The 2010 midterm election cycle is looming and its results will have consequences. Political pundits are predicting majority shifting changes and Democrats on the national and state level are worried. Republicans must capitalize on the shift in national sentiment and execute a developed campaign strategy focusing on the issues that matter. The underlying implications of this cycle will shape federal and state congressional district due to the decadal redistricting process.
Historically, the midterm elections indicate that the party in power will suffer losses at the polls. This year is clearly mimicking this trend according to recent polls. This trend raises a strong consideration for campaigns. Should state-level campaigns focus on the same issues as national-level races?

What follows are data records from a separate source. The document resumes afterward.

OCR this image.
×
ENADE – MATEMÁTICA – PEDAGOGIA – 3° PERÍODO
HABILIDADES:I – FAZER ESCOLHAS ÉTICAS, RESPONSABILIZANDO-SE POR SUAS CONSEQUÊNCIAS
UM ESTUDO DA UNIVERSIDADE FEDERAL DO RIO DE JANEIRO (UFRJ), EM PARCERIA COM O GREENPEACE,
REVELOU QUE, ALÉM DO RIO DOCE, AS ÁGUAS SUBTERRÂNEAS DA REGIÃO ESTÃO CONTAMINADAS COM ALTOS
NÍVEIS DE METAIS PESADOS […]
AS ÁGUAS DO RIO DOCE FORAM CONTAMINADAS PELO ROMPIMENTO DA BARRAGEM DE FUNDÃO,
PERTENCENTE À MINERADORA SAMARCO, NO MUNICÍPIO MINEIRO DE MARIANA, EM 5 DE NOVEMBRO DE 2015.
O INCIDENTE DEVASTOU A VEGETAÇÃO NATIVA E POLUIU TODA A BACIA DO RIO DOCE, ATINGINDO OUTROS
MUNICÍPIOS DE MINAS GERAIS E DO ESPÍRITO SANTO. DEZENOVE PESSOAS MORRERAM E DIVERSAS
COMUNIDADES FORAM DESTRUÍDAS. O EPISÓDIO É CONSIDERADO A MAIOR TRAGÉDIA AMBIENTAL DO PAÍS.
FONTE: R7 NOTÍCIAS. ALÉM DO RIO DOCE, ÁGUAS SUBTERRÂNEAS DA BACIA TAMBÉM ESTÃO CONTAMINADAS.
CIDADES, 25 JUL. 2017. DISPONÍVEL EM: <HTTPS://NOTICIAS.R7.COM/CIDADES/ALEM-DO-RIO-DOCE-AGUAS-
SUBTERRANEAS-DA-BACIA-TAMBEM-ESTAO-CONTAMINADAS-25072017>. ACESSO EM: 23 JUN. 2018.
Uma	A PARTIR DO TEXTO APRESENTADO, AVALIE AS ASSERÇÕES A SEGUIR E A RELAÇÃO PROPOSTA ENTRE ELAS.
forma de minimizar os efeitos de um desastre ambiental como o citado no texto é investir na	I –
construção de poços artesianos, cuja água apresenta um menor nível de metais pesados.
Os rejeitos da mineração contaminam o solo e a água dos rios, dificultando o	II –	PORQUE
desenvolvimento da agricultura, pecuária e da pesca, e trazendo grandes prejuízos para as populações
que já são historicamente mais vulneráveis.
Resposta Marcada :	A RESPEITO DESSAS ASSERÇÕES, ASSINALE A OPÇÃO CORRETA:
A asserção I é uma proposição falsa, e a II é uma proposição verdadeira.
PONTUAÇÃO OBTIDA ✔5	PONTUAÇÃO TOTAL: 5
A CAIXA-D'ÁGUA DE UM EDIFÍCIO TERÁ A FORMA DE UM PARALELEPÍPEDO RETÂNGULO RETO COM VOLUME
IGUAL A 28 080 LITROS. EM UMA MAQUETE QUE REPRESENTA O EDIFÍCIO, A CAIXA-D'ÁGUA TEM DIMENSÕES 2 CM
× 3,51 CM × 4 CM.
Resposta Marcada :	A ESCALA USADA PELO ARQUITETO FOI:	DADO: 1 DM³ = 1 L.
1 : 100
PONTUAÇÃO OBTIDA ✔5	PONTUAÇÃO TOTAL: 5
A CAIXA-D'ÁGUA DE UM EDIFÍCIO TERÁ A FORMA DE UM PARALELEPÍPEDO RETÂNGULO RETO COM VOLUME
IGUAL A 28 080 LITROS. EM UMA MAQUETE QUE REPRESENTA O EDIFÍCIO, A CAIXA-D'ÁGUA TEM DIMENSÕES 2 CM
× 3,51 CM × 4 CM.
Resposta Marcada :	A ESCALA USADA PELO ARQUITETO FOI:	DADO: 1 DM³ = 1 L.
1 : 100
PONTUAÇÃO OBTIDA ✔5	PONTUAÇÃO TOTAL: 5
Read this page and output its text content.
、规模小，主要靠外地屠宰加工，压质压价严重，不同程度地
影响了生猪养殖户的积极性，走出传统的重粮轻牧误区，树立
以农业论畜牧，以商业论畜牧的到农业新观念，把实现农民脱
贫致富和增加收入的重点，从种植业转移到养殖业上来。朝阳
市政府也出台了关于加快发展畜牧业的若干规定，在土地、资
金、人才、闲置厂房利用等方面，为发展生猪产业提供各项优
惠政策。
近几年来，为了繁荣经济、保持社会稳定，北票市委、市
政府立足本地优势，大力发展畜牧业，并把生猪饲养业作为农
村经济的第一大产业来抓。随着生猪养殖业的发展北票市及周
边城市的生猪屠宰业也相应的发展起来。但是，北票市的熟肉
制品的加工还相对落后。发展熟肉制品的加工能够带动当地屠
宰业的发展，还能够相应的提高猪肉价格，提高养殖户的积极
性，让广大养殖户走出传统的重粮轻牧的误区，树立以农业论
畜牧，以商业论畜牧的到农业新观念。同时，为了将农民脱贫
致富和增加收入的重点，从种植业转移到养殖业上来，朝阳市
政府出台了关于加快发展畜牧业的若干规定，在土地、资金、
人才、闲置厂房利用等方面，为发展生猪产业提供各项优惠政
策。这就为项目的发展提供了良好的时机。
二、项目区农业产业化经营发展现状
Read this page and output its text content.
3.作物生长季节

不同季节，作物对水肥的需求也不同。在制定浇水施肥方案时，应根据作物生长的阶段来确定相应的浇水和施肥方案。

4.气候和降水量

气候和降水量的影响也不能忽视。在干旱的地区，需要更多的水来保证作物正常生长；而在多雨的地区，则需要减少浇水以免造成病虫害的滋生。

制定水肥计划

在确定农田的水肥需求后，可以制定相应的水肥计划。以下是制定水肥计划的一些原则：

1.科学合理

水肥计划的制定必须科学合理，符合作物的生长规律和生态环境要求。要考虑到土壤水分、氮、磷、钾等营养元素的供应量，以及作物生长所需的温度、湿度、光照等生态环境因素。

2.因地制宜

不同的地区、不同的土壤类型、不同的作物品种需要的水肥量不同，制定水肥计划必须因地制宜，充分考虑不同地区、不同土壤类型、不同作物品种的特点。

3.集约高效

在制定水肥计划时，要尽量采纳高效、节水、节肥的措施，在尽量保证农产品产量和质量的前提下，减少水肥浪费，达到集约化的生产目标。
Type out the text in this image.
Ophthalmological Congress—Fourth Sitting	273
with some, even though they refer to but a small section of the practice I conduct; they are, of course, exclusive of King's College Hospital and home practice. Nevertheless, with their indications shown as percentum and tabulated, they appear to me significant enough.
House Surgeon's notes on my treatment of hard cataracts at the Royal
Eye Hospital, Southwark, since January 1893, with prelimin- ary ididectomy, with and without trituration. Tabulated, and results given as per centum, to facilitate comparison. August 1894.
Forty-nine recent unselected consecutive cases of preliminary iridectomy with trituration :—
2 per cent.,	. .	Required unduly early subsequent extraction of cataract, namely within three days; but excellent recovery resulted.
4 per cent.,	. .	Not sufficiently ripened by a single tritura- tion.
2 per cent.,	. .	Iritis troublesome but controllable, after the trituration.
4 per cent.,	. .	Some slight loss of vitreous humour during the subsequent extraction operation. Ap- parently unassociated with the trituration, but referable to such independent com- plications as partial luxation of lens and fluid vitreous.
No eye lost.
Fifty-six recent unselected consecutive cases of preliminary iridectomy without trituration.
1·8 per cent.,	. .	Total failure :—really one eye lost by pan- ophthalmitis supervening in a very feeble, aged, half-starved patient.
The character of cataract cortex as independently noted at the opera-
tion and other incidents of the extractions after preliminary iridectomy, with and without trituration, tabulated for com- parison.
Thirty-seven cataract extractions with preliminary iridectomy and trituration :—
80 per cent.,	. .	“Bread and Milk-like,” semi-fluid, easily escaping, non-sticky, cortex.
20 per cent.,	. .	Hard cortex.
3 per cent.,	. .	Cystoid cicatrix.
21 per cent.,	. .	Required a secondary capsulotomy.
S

What about strategy?
Clearly, this answer depends largely on the state in question. Issues of interest to North Carolinians are different from issues in Florida. Certain issues are an automatic talking point, such as, jobs and the economy. Contrastly, illegal immigration is more of a state-by-state issue.
For Republicans, their task is to execute a grassroots organization to contact and spread their messages. Utilize advancements in new media, rely on traditional methods of phone calls, direct mail and transition the public sentiment to a grassroots campaign. The “average citizens” are paying attention; they must be reached.
For Democrats, their task is to downplay national trends and rely heavily on polling if in a swing district. I think Democrats must fundraise with greater intensity during this cycle, because they must communicate more with the voters to convey their message amid the national climate.
At the end of the day, history does repeat itself and I think 2010 will hold true. Do you think that the Republicans will make the gains needed to hold a majority in Congress? In North Carolina?